Each plugin is written following some rules. There are implemented with macro in C, which are generating junk code regenerated randomly at each compilation. This junk code obfuscate the traces of the plugin (inject syscalls, blocks, logic, etc.) at every step of its execution. This could be written:

for (int i = 0; i < 10; i++) {
  call_some_internal_function(i); // some code
  JUNK_MACRO(i) // random code generated at each iteration, with optional variadic parameters
  // ...
}

The goal is to avoid:

Depending on each plugin's implementation, it junk code might differs (for a complex system exploit on memory it could only insert short junk between each operation, in other it could be a set of algorithm evaluation, like a sort, etc.).

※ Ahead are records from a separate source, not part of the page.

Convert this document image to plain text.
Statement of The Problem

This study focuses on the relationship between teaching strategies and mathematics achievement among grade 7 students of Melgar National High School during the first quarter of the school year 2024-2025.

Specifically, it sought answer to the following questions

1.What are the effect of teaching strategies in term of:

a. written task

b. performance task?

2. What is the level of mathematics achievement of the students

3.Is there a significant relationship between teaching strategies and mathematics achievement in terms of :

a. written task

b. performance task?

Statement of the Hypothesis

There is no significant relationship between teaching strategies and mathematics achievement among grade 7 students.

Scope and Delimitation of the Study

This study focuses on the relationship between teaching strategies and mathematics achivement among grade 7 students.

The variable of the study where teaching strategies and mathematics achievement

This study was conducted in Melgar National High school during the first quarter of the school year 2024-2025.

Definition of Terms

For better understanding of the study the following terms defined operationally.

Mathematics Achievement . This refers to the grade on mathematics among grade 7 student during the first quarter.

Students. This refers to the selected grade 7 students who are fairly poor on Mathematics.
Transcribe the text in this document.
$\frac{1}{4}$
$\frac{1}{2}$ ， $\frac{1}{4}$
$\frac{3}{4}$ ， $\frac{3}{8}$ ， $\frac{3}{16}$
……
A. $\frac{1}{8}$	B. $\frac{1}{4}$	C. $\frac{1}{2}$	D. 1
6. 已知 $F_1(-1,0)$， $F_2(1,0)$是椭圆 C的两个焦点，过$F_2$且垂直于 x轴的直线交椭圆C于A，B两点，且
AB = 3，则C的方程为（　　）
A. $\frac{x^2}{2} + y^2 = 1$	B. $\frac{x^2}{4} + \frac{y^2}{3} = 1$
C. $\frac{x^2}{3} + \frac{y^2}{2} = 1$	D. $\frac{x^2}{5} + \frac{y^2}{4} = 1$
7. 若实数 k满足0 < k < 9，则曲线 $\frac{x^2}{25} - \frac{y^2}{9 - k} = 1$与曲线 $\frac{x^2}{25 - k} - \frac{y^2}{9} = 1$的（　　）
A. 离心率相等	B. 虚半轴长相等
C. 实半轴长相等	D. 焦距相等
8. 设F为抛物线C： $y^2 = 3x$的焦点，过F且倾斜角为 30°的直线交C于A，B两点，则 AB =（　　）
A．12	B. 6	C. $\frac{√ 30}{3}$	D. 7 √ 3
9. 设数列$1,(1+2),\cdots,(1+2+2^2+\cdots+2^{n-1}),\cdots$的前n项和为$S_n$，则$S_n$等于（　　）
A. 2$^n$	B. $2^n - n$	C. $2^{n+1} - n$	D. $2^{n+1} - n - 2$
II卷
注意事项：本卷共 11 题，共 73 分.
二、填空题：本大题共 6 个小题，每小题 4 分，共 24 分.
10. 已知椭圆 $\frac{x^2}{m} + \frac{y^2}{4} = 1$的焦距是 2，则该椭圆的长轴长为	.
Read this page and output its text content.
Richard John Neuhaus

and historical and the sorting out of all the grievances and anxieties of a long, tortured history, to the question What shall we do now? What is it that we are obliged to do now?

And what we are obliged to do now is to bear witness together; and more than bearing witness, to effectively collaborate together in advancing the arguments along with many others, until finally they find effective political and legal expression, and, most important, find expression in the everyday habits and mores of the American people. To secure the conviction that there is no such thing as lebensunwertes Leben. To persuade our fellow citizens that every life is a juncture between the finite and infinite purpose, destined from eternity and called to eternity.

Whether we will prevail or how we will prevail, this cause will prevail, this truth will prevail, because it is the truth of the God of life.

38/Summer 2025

Junk injection requires careful programming and is a generic tool that must be evaluated each time it is used.

Shared Library injection

Injecting plugins bytecode into a legit shared library could be a way to avoid anti-virus detection, because the legit files might already be in some whitelist.

Potential issues: - Anti-virus may detect modifications of executables or shared libraries. But it is not obvious because a lot a software are using update systems thus are modified by an update software or update themselves.

Worm spreading

Scanner, Command center

The first characteristic of a worm is its capability of self-spreading without any user action. The worm should be able to take decision in order to choose targets and the way to infect targeted systems. This capability will be provided by two services, so two modules:

Vulnerability exploitation and privilege escalation

Several modules will be designed to attack a service (TCP/UDP endpoint, ...) and some other to attack the current system.